Invisibles

La inauguración de la “era de la transparencia” en nuestro país viene lastrada por la resistencia partidaria a depurar las irregularidades y los casos de corrupción que se han dado hasta ahora. Eso no sólo resta credibilidad a la disposición que las instituciones tengan de adecentar su propio funcionamiento, sino que contribuye a que se mantengan las inercias de opacidad del pasado reciente. De hecho, la legislación vigente o en trámite sobre transparencia no constituye una medida de prevención eficaz frente al fraude, que puede colarse por entre su articulado. Pero la idea de transparencia se enfrenta también a los problemas que ella misma puede generar. El más evidente de ellos es la repentina multiplicación de datos y documentos que se ponen al alcance del público, lo que lejos de fomentar la interacción entre oferta y demanda de información podría acabar induciendo sensaciones de saciedad en los ciudadanos y de tarea cumplida por parte de las administraciones.

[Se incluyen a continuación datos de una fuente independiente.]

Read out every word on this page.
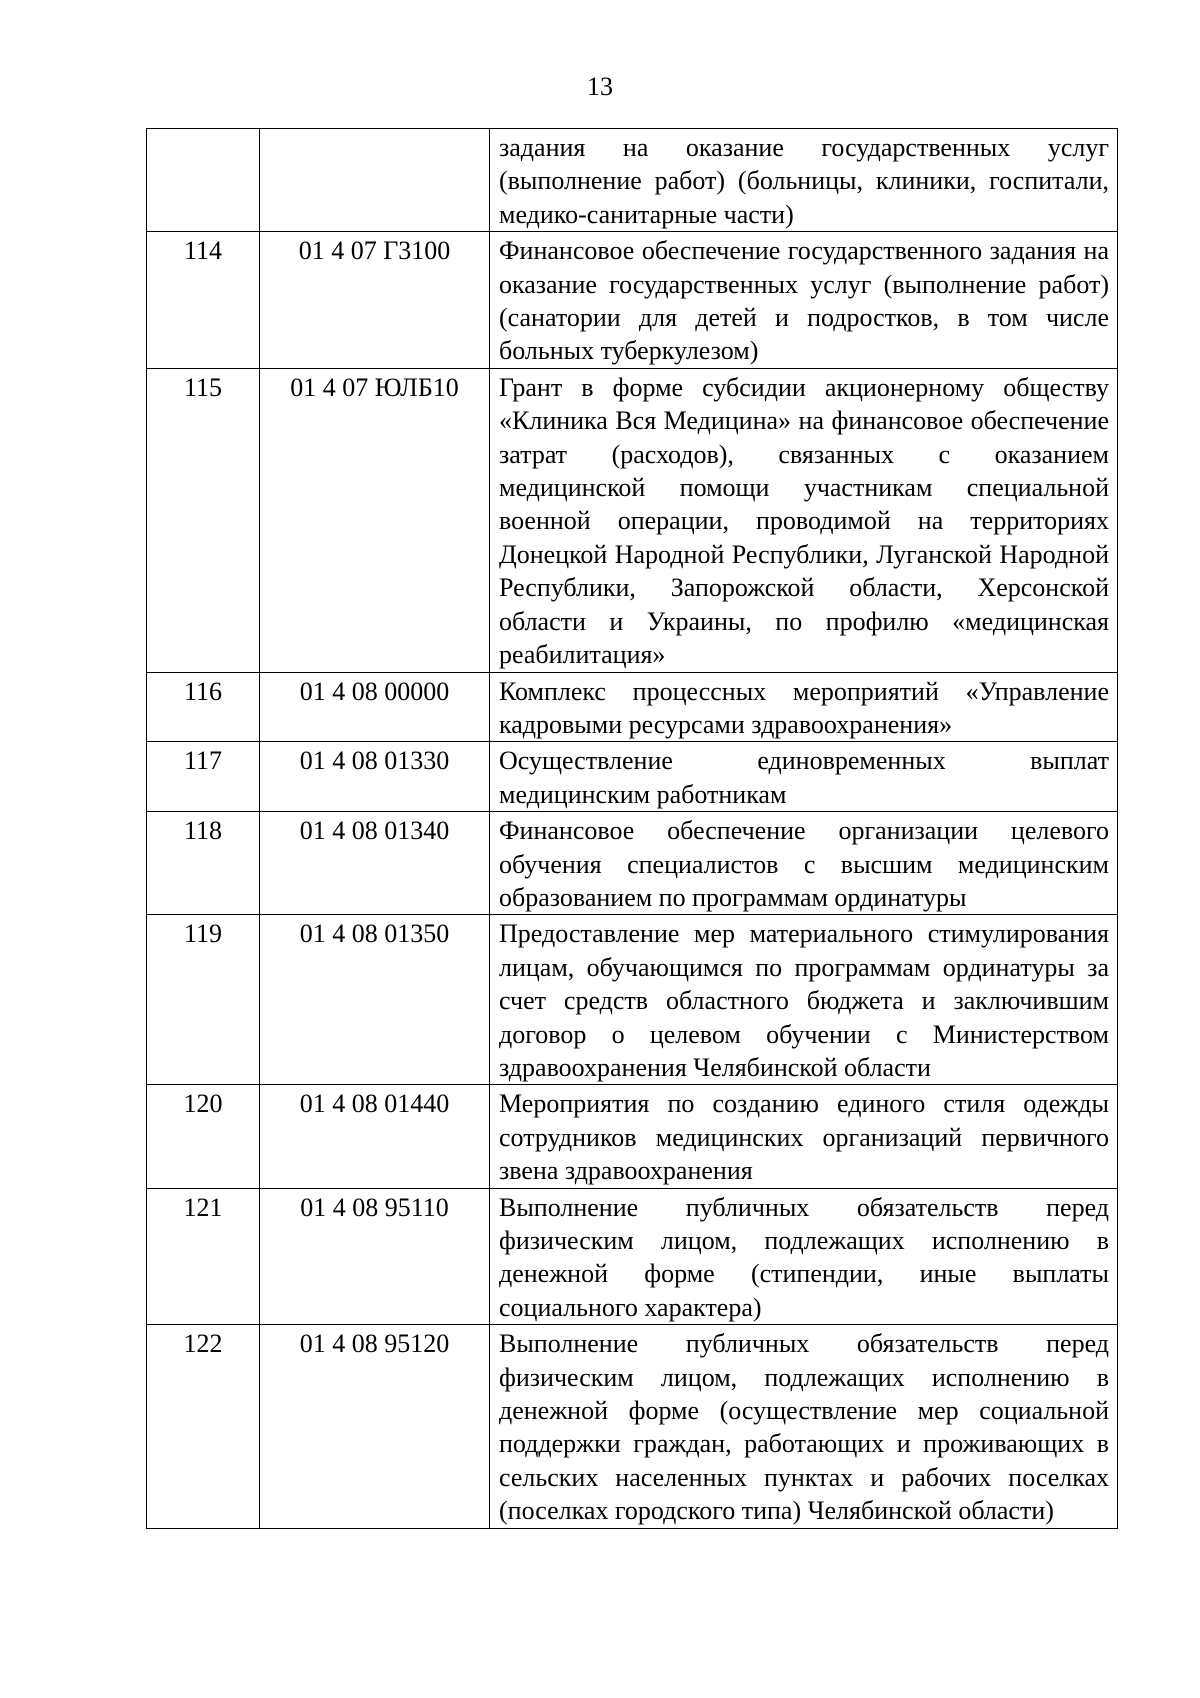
13
		задания на оказание государственных услуг (выполнение работ) (больницы, клиники, госпитали, медико-санитарные части)
114	01 4 07 Г3100	Финансовое обеспечение государственного задания на оказание государственных услуг (выполнение работ) (санатории для детей и подростков, в том числе больных туберкулезом)
115	01 4 07 ЮЛБ10	Грант в форме субсидии акционерному обществу «Клиника Вся Медицина» на финансовое обеспечение затрат (расходов), связанных с оказанием медицинской помощи участникам специальной военной операции, проводимой на территориях Донецкой Народной Республики, Луганской Народной Республики, Запорожской области, Херсонской области и Украины, по профилю «медицинская реабилитация»
116	01 4 08 00000	Комплекс процессных мероприятий «Управление кадровыми ресурсами здравоохранения»
117	01 4 08 01330	Осуществление единовременных выплат медицинским работникам
118	01 4 08 01340	Финансовое обеспечение организации целевого обучения специалистов с высшим медицинским образованием по программам ординатуры
119	01 4 08 01350	Предоставление мер материального стимулирования лицам, обучающимся по программам ординатуры за счет средств областного бюджета и заключившим договор о целевом обучении с Министерством здравоохранения Челябинской области
120	01 4 08 01440	Мероприятия по созданию единого стиля одежды сотрудников медицинских организаций первичного звена здравоохранения
121	01 4 08 95110	Выполнение публичных обязательств перед физическим лицом, подлежащих исполнению в денежной форме (стипендии, иные выплаты социального характера)
122	01 4 08 95120	Выполнение публичных обязательств перед физическим лицом, подлежащих исполнению в денежной форме (осуществление мер социальной поддержки граждан, работающих и проживающих в сельских населенных пунктах и рабочих поселках (поселках городского типа) Челябинской области)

Imaginemos que no ocurre eso, sino que la apertura de cada “portal” de transparencia genera un apetito insaciable de más y más información. Las remuneraciones exigirían su desglose, las subvenciones concedidas alguna explicación verosímil sobre las no concedidas. Se impondría la idea de que nada que no conste en acta existe, y que todo ha de ser publicado: preacuerdos, agendas y antecedentes. Desnudando así a las instituciones y a las personas físicas y jurídicas que entren en contacto con ellas. Por la puerta entreabierta de las administraciones podría asomar la nueva política y el nuevo político. Pero sacie o despierte el apetito cívico, la transparencia puede dar lugar a situaciones no del todo deseables.

La transparencia tasada tiende a dar cuenta de las decisiones que adoptan las instituciones y del procedimiento político y administrativo seguido hasta llegar a ellas. El preámbulo de la ley de diciembre del 2013 empieza señalando la relevancia que adquiere que los ciudadanos conozcan “cómo se toman las decisiones que les afectan” y “bajo qué criterios”. Pero la objetivación de los principios de transparencia en forma de una sucesión pormenorizada de datos y de actos jurídico-administrativos puede hurtar relevancia a las intenciones políticas que alberga un determinado gobierno, al porqué de sus resoluciones o a la evaluación global de su ejecutoria en términos de progreso y equidad. La abundancia de árboles contribuye siempre a dificultar la visión del bosque en su conjunto.

Lo que podríamos denominar la “transparencia directa” –representada fundamentalmente por la relación on line entre las administraciones y sus clientes finales– no puede convertirse, de pronto, en el único atributo que distinga a una democracia representativa de calidad de otra que no lo sea tanto. Porque la abrumadora exposición de informaciones fragmentarias requiere del papel mediador y de control del parlamentarismo, de entidades de la sociedad civil capaces de extraer conclusiones críticas del torrente de datos y de los propios medios de comunicación. Aunque, en lo que a las instituciones se refiere, se está dando la preocupante paradoja de que el papel que ha de desempeñar la oposición parece transferirse a la “transparencia directa”. La oposición discursea en trazo demasiado grueso ante la prepotencia del Gobierno, y ahora parece remitirse a la transparencia como si fuese su razón última. Como si con ella la oposición no tuviese que esmerarse en el control del Ejecutivo y en la elaboración de alternativas.

Si la transparencia se muestra de pronto deslumbrante corre el riesgo de volver invisibles a la política y a los políticos. No sólo porque el “portal” correspondiente pase a hacer las veces del plasma y de las comparecencias de prensa sin preguntas. También porque el responsable institucional tienda a agazaparse psicológica y políticamente, para convertirse en un administrador de la transparencia y no de la cosa pública. O que la quimérica búsqueda de la transparencia absoluta propicie que los propios datos que se recaban sean relegados a un plano secundario, mientras el político señala con su dedo hacia el horizonte de instituciones supuestamente diáfanas en las que la publicidad activa sería un dogma de fe. Aunque parezca contradictorio, el hipotético logro del mejor de los mundos en el que la transparencia fuese absoluta en tanto que fin en sí misma puede impedir que resulte útil como medio para procurar una sociedad más justa y más libre. Todos estos problemas y riesgos no son en ningún caso remotos, sino que comienzan a darse a la misma escala en que avanza la transparencia.